Erstmals ist auch der Kärntner Bezirk Hermagor orange, der steirische Bezirk Deutschlandsberg wurde dafür wieder grün. Gesundheitsminister Rudolf Anschober und seine Experten erklärten heute, die Lage habe sich österreichweit stabilisiert, aber auf (zu) hohem Niveau.

© APA/Barbara Gindl
 

Die Corona-Kommission hat in ihrer Sitzung vom Donnerstag sechs Bezirke neu auf Orange gestellt und sieht daher in diesen Bezirken ein hohes Risiko einer Ansteckung mit dem Coronavirus. Unter den Bezirken mit hohem Risiko befindet sich erstmals auch die Kärntner Region Hermagor, wegen eines im Zuge eines Almabtriebs entstandenen Clusters. Weiterhin gibt es allerdings keine Bewertung mit Rot.

Gesundheitsminister Rudolf Anschober erläuterte heute die aktuelle Schaltung der Corona-Ampel, assistiert von Corona- Kommissionssprecherin Daniela Schmid.

Folgende Bezirke wurden Gelb auf Orange hochgestuft:

  • Neusiedl am See (Burgenland)
  • Sankt Pölten Stadt (Niederösterreich)
  • Mistelbach (Niederösterreich)
  • Scheibbs (Niederösterreich)
  • Hallein (Salzburg)
  • Hermagor (Kärnten)

Schon in der Nacht berieten die Bezirkshauptmänner mit den Gesundheitsstellen darüber, welche Schritte nun zu setzen seien. Gesundheitsminister Rudolf Anschober beschrieb eine "gute Stimmung": Niemand verstehe die Einstufung als Bestrafung sondern im Gegenteil als Aufforderung, zusätzlich zu den Maßnahmen des Bundes regional gegenzusteuern. Mit sichtbaren Ergebnissen, wie etwa der nun erfolgten Rückstufung des Bezirks Kufstein. Es geht vor allem um das Bewusstsein: "Damit die Bevölkerung mitgehen kann mit den Maßnahmen, muss sie informiert sein über die Lage."

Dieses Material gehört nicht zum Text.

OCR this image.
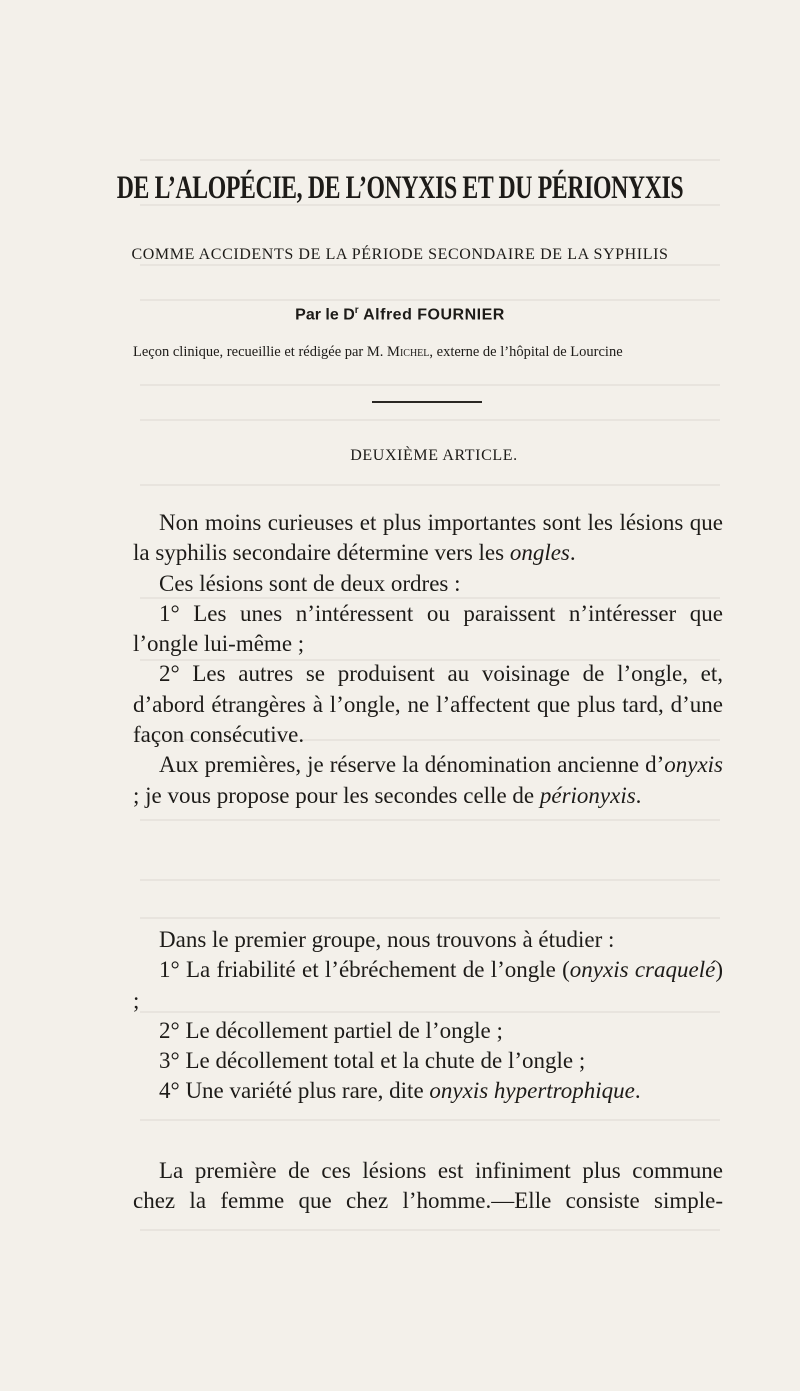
DE L’ALOPÉCIE, DE L’ONYXIS ET DU PÉRIONYXIS
COMME ACCIDENTS DE LA PÉRIODE SECONDAIRE DE LA SYPHILIS
Par le $D^r$ Alfred FOURNIER
Leçon clinique, recueillie et rédigée par M. Michel, externe de l’hôpital de Lourcine
DEUXIÈME ARTICLE.

Non moins curieuses et plus importantes sont les lésions que la syphilis secondaire détermine vers les ongles.

Ces lésions sont de deux ordres :

1° Les unes n’intéressent ou paraissent n’intéresser que l’ongle lui-même ;

2° Les autres se produisent au voisinage de l’ongle, et, d’abord étrangères à l’ongle, ne l’affectent que plus tard, d’une façon consécutive.

Aux premières, je réserve la dénomination ancienne d’onyxis ; je vous propose pour les secondes celle de périonyxis.

Dans le premier groupe, nous trouvons à étudier :

1° La friabilité et l’ébréchement de l’ongle (onyxis craquelé) ;

2° Le décollement partiel de l’ongle ;

3° Le décollement total et la chute de l’ongle ;

4° Une variété plus rare, dite onyxis hypertrophique.

La première de ces lésions est infiniment plus commune chez la femme que chez l’homme.—Elle consiste simple-
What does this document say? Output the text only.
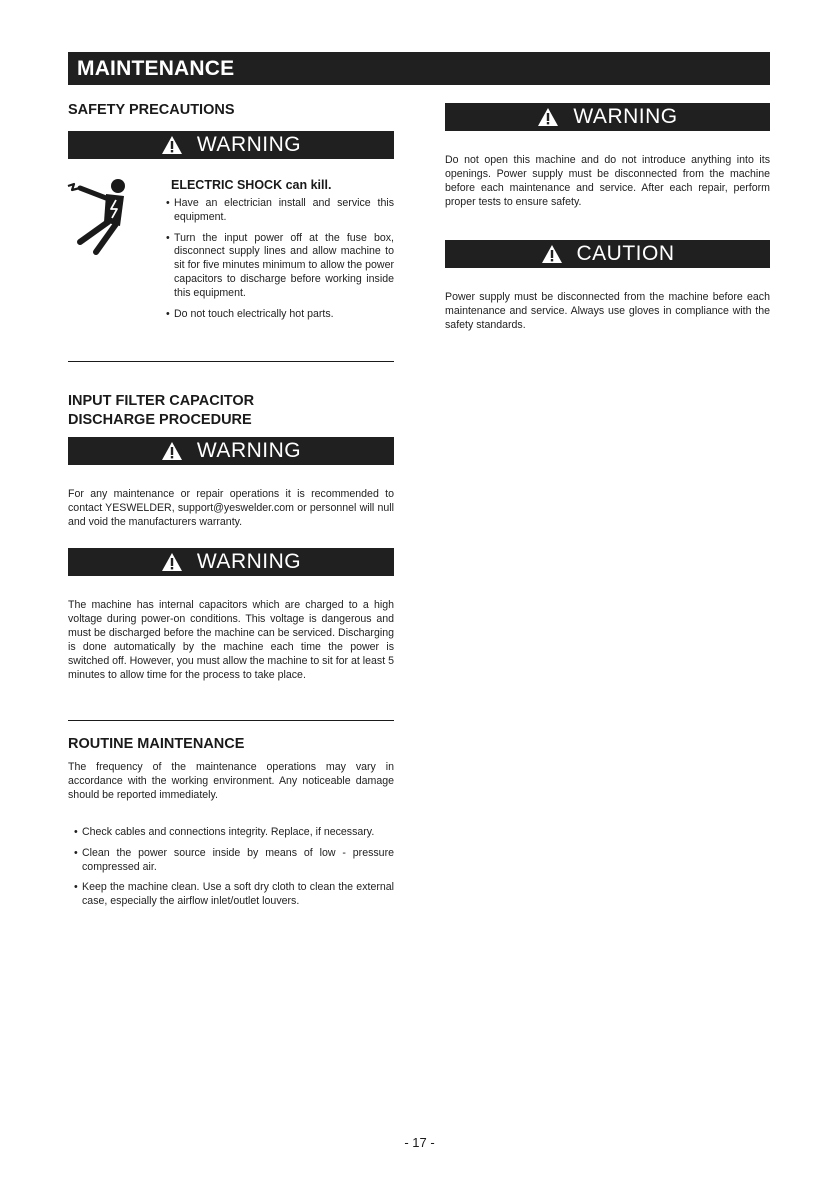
MAINTENANCE
SAFETY PRECAUTIONS
WARNING
ELECTRIC SHOCK can kill.
• Have an electrician install and service this equipment.
• Turn the input power off at the fuse box, disconnect supply lines and allow machine to sit for five minutes minimum to allow the power capacitors to discharge before working inside this equipment.
• Do not touch electrically hot parts.
INPUT FILTER CAPACITOR
DISCHARGE PROCEDURE
WARNING

For any maintenance or repair operations it is recommended to contact YESWELDER, support@yeswelder.com or personnel will null and void the manufacturers warranty.

WARNING

The machine has internal capacitors which are charged to a high voltage during power-on conditions. This voltage is dangerous and must be discharged before the machine can be serviced. Discharging is done automatically by the machine each time the power is switched off. However, you must allow the machine to sit for at least 5 minutes to allow time for the process to take place.

ROUTINE MAINTENANCE

The frequency of the maintenance operations may vary in accordance with the working environment. Any noticeable damage should be reported immediately.

• Check cables and connections integrity. Replace, if necessary.
• Clean the power source inside by means of low - pressure compressed air.
• Keep the machine clean. Use a soft dry cloth to clean the external case, especially the airflow inlet/outlet louvers.
WARNING

Do not open this machine and do not introduce anything into its openings. Power supply must be disconnected from the machine before each maintenance and service. After each repair, perform proper tests to ensure safety.

CAUTION

Power supply must be disconnected from the machine before each maintenance and service. Always use gloves in compliance with the safety standards.

- 17 -
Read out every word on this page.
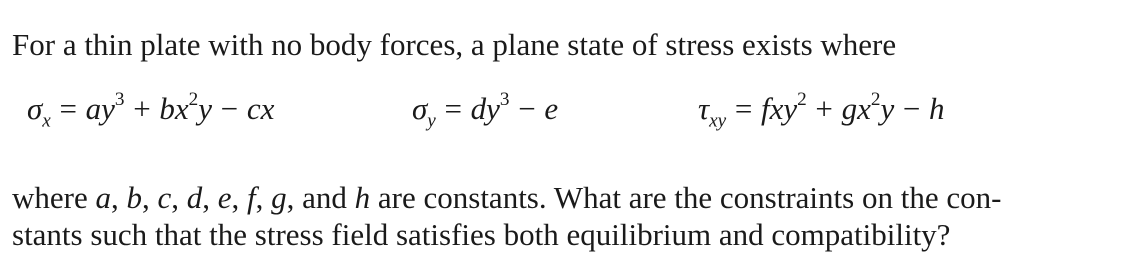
For a thin plate with no body forces, a plane state of stress exists where
$\sigma_x = ay^3 + bx^2y$ − cx	$\sigma_y = dy^3 - e$	$\tau_{xy} = fxy^2 + gx^2y - h$
where a, b, c, d, e, f, g, and h are constants. What are the constraints on the con-
stants such that the stress field satisfies both equilibrium and compatibility?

Nächstes Ziel: Die Halbierung

Anschober betonte, das nächste Ziel sei es, die Zahl der Neuinfektionen zu halbieren, auch wenn das im Widerspruch zum europäischen Trend stünde. "Wir können das schaffen, wenn wir die Stimmung vom Frühling jetzt im Herbst wieder aufbauen." Gemeint damit ist der Wille der Bevölkerung, konstruktiv alles dazu beizutragen, um das Infektionsrisiko zu reduzieren. "Dann können wir einen zweiten Lockdown vermeiden und wir können die Rücknahme der Reisewarnungen vermeiden, die uns so weh tun." Geschafft habe man seit Mitte September zumindest die Stabilisierung, wenn auch auf zu hohem Niveau.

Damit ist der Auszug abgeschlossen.